Demirel iktidarda olmadığı zamanlarda gösterdiği “demokratik performansla” her zaman takdiri hak etmiştir.
Aziz Nesin 12 Eylül döneminde “Bir Bilen” kod adıyla harikalar yaratan Baba için şöyle demişti:
-Demirel bir askeri darbe daha görse komünist olacak!..
Nesin göremedi ama Demirel’e bir askeri darbe görmek daha nasip oldu: 28 Şubat post-modern darbesi!

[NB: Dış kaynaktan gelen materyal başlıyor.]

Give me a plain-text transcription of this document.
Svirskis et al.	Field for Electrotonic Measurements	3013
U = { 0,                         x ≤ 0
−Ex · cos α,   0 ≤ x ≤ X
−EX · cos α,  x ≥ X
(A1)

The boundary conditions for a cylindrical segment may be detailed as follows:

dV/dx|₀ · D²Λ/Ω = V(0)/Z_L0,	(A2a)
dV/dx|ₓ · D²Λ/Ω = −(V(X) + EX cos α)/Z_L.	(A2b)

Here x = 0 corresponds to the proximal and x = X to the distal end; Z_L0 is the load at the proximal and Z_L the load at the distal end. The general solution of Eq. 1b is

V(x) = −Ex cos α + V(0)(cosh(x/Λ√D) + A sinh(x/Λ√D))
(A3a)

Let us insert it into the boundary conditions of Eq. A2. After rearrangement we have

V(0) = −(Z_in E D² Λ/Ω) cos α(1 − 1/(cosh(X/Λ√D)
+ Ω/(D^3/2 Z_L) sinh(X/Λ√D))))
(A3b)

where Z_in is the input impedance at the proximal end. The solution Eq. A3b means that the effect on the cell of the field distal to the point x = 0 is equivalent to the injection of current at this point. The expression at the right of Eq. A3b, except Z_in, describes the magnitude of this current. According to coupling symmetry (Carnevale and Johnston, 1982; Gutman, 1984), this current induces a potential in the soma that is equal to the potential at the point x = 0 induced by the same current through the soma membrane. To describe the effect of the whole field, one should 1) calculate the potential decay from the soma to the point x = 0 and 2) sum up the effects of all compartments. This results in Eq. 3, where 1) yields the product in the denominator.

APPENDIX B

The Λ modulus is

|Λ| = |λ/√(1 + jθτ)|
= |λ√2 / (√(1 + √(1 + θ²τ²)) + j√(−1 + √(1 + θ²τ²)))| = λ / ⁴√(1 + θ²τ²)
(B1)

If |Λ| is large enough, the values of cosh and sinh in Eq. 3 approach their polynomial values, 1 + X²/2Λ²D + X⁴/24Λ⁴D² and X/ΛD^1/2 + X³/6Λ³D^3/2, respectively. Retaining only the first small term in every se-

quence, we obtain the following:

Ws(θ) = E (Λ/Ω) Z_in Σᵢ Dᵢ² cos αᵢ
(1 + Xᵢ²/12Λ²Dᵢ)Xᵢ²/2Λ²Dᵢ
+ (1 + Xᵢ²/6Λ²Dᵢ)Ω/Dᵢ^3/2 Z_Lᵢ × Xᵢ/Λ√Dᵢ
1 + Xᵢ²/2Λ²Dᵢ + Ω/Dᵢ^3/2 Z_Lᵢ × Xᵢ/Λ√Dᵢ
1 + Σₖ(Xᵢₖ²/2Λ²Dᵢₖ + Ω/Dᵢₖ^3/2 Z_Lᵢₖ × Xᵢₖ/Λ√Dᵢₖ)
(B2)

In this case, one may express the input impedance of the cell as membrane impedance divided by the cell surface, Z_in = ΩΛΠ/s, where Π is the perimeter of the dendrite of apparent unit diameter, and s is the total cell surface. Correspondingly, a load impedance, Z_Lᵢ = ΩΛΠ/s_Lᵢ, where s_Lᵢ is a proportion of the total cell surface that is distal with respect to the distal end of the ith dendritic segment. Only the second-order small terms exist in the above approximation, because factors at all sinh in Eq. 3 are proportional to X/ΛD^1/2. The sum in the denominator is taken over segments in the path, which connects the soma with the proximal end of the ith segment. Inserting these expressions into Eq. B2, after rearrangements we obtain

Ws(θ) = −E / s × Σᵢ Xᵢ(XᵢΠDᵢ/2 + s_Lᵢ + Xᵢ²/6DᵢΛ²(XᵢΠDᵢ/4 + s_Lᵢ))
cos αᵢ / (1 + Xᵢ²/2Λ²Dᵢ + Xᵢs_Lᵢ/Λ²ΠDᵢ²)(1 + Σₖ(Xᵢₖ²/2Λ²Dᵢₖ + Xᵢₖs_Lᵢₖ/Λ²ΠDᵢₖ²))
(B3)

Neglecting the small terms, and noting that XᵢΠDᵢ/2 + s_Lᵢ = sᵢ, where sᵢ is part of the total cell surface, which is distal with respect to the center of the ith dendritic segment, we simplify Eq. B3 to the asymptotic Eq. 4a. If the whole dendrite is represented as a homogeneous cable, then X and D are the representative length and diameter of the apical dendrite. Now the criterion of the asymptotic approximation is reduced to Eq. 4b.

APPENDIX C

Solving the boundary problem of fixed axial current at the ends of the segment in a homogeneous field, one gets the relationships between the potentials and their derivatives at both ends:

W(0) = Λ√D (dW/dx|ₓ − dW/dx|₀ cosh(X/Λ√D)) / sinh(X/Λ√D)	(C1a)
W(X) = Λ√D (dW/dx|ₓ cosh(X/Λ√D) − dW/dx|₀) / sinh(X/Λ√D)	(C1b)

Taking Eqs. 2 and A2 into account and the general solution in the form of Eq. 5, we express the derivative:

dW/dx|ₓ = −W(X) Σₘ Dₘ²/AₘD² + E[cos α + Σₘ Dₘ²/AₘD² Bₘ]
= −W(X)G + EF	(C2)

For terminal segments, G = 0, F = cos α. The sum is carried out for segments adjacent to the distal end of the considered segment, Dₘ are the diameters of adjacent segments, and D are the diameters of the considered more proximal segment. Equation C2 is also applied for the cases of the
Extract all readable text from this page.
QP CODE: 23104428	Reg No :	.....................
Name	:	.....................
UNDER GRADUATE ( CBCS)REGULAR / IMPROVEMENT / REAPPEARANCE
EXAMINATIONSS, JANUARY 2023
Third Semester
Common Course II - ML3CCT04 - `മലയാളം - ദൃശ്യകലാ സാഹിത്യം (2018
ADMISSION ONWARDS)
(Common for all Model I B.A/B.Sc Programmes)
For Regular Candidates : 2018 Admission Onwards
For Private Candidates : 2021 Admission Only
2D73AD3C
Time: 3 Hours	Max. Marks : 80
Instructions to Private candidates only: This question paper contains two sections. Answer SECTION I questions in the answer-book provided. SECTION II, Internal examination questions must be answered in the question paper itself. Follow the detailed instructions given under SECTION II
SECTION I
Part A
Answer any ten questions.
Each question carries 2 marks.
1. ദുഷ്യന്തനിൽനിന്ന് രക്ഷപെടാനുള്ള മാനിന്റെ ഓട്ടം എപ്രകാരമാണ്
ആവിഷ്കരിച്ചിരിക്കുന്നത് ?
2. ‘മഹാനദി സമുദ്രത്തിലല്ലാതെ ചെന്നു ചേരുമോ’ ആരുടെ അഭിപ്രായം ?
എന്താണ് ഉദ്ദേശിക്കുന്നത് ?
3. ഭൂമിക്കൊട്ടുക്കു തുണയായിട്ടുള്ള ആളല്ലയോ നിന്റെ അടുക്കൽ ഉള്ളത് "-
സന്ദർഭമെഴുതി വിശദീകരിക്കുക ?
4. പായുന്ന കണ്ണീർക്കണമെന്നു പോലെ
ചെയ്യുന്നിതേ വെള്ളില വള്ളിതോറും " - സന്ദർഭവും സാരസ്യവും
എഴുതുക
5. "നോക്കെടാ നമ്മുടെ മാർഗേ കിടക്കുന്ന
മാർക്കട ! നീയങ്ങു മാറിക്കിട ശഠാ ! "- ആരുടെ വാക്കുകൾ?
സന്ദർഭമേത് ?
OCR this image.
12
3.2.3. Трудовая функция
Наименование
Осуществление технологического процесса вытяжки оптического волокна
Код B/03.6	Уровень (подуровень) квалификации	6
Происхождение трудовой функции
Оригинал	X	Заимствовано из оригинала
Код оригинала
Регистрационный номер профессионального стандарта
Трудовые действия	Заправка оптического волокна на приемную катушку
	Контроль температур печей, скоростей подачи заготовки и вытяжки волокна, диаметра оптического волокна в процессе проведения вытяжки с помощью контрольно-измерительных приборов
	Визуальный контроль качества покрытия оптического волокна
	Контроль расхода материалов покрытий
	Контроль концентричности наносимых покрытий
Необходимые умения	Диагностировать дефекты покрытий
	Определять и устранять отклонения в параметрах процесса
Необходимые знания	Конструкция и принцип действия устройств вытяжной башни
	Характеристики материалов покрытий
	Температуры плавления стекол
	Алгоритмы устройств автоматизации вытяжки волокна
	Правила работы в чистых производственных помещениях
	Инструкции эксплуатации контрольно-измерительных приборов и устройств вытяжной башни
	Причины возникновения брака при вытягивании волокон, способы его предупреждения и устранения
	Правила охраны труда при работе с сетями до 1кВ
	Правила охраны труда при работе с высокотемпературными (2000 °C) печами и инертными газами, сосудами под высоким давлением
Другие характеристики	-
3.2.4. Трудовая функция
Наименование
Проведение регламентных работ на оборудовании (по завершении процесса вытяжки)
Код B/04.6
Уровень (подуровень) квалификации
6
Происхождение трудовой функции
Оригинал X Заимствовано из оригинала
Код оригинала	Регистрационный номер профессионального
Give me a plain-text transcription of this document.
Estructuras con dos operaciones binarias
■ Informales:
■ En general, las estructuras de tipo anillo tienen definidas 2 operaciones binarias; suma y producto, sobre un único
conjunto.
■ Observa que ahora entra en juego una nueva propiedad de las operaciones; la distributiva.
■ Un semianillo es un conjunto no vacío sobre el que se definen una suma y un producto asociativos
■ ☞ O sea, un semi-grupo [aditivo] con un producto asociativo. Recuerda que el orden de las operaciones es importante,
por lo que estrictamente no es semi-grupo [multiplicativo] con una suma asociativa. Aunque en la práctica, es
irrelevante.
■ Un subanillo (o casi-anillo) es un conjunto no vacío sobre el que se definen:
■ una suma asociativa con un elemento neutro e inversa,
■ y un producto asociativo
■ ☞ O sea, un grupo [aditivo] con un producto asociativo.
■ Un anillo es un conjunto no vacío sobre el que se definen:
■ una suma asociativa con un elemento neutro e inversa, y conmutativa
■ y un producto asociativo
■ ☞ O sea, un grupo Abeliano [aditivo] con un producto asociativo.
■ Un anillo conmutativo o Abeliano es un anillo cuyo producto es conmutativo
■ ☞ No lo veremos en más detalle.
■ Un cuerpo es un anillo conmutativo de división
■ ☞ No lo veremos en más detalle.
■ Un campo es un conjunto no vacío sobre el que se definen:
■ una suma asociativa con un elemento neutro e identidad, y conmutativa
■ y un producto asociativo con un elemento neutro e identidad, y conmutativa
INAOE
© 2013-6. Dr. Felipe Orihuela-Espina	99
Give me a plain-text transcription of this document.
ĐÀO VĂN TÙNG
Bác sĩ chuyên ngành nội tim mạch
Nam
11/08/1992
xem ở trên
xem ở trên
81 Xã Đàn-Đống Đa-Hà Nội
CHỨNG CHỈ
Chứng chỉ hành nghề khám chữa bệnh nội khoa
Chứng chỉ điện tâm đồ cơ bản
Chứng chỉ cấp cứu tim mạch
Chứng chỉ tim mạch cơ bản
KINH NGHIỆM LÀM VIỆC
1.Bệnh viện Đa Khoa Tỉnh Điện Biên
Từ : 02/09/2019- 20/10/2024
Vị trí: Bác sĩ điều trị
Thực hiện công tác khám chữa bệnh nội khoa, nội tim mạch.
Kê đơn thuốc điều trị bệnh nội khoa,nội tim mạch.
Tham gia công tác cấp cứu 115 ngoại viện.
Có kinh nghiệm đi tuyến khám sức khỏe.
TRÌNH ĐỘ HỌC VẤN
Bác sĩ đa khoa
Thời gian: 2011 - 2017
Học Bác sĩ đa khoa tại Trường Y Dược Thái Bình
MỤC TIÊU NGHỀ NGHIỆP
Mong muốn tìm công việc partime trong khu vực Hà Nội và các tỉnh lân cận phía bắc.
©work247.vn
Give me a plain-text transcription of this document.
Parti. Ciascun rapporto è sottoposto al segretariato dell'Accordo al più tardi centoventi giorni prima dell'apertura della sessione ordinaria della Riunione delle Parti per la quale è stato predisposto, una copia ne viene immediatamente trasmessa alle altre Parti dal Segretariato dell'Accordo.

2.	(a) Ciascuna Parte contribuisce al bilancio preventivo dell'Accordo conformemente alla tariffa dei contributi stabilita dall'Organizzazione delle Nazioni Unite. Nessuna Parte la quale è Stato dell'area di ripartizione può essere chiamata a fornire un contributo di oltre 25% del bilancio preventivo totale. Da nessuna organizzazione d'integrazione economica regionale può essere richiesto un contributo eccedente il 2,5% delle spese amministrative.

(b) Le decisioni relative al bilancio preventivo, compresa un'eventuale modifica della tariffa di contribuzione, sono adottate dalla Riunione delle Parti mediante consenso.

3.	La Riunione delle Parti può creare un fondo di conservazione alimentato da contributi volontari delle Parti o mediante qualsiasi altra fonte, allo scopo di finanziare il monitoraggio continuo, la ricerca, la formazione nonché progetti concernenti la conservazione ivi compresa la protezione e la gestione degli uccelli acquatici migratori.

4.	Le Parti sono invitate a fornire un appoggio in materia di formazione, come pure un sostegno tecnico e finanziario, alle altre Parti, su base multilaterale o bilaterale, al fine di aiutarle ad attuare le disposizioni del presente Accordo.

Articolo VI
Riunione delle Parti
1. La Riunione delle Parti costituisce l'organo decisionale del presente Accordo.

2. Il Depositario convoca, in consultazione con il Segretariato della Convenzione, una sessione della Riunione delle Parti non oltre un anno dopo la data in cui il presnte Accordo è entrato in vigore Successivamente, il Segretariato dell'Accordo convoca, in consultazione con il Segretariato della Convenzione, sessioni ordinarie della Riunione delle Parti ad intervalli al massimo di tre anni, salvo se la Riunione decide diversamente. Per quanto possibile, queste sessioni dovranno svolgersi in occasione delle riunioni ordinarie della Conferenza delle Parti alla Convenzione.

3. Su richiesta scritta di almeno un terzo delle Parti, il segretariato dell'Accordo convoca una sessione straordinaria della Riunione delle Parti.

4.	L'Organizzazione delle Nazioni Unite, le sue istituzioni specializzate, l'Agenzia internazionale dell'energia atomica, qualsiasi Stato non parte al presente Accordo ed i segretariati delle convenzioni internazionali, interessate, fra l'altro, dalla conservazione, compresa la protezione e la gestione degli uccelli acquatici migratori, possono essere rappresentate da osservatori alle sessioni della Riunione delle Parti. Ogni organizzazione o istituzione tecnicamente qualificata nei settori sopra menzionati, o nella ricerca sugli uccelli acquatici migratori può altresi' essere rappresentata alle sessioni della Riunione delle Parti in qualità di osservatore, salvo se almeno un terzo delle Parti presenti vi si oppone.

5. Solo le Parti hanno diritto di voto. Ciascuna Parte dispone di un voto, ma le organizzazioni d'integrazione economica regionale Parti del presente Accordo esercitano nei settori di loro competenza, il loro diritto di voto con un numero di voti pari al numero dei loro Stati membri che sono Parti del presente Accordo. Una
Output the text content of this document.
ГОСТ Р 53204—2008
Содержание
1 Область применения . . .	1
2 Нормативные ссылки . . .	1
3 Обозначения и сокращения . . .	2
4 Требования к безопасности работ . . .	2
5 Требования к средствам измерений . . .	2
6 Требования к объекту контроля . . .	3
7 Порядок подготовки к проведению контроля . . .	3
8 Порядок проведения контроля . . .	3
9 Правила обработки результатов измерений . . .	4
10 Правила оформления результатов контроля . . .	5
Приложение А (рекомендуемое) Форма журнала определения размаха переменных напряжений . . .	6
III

Ama baba o zaman Cumhurbaşkanı idi! Darbe, Baba’yı muhatap almadığından, o da partner olup çıktı işin içinden! Refah Partisi lideri Necmettin Erbakan’ın başbakanlıktan indiren operasyonun içinde yer aldı. O günlerde “laiklik güçleri komutanı” oldu!
Halbuki 28 Şubat’tan bir ay önce Akit gazetesinin manşetine binmiş Suudi Arabistan’a doğru gidiyordu:
-Şeriat dinin ta kendisidir!
Aynen böyle söylemişti.
Ona çelişkileri sorulduğunda pişkinlik arşivini açar ve soranın ağzının payını verir:
-Dün dündür, bugün bugündür!
1991 Genel Seçimleri öncesinde Bursa’da işadamlarını siyasete girmek zorunda oldukları konusunda ikna etmek için şöyle diyordu:
-Siz uzak kalayım derseniz, siyaset gelir sizi fabrikanızın kapısında bulur!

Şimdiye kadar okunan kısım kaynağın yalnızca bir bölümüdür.